Diaper-changing tables and pads: opinions from parents?

Another person who never used the belt here. We have two changing pads, one downstairs on an end table in our living room that is at perfect changing height, and the other upstairs on a combination dresser/changing table in her room. We’re both very tall and we have hardwood floors, so I’m not at all interested in getting down on my hands and knees on the floor to change her. I’ll use the changing table until she stops letting me.

Same here. You can see my baby room with the amby swing bed and the drawers and changing pad on this youtube clip. I used a prefab Ikea drawer set, and my dad made raised sides so we could make good use of the ca 15 inches left between the drawer chest and the wall. I didn’t have much room in the baby’s room because I put a fold out bed there, in case one of us needed to sleep with the baby (or breastfeed laying down) without waking the other. But I didn’t want to change the baby on that bed, as it has a bad height for my back.

I closed off the changing table with a little curtain, tunneled and lined on top and bottom with those metal springy wires. Those give way to my wrists when I’m handling the baby, but they act as a safety net in that unavoidable instant when you don’t have your hand on the baby and she chooses that moment to throw herself off the table.

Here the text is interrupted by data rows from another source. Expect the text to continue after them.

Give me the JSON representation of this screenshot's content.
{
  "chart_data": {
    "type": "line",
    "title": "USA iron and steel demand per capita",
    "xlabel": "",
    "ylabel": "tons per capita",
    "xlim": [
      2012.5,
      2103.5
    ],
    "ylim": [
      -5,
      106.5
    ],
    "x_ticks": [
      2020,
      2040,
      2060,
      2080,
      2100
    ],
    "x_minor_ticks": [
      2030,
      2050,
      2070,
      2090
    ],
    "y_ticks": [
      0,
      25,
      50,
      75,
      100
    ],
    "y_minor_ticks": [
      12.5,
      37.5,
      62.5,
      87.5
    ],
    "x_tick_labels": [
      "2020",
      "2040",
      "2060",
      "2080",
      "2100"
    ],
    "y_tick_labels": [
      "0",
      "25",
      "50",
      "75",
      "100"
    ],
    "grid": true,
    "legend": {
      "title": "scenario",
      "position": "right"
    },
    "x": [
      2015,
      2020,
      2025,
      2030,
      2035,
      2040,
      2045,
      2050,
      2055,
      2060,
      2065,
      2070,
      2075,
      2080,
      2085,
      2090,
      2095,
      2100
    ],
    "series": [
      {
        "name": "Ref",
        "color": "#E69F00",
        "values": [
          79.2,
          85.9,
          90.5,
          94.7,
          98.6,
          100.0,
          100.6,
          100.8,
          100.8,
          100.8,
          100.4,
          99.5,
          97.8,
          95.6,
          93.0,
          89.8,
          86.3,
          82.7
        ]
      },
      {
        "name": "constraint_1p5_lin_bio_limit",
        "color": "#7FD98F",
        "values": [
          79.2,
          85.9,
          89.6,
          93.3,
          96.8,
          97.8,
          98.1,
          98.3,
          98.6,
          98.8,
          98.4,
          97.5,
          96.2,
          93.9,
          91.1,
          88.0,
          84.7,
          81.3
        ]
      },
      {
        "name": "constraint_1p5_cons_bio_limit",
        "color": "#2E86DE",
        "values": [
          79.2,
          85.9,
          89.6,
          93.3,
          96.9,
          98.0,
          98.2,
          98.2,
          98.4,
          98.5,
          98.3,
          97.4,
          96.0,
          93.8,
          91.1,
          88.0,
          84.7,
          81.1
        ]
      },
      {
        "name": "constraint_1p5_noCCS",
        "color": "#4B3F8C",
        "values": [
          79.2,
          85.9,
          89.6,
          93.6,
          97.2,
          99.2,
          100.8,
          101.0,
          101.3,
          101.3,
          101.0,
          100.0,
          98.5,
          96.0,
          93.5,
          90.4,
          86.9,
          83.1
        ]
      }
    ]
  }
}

I was very glad to have labelled all drawers. Not only made it changign easier for sitters and my husband, but it also installed order. If you dont’ have order, baby’s diapers, clothes and all other stuff ends up in chaos-in-a-drawer.

We had a foam rubber pad covered with fabric that was removable in case of an accident. We laid it on top of my student desk and used that as a changing station…lots of drawers for diapers and clothes. We’d lay the baby on top of a small cloth-covered rubber pad on top of the foam pad, and never, ever walk away. We didn’t use baby wipes, so our routine was to scoop up the baby in question, walk first into the bathroom across the hall and fill the small blue plastic tub that used to hold bath powder with warm water and grab a baby washcloth and plop it in the water. Walk across the hall to baby’s room, lay baby on the desk, dismantle baby and wring out washcloth and clean baby up. Use a spare diaper to pat dry before pinning on a new diaper (why, yes, we used cloth diapers and pins! Loved diaper service!) and rubber pants, reassemble baby and then toss baby back over shoulder, take blue tub and washcloth back to bathroom and dump out, rinse washcloth as needed and start from scratch.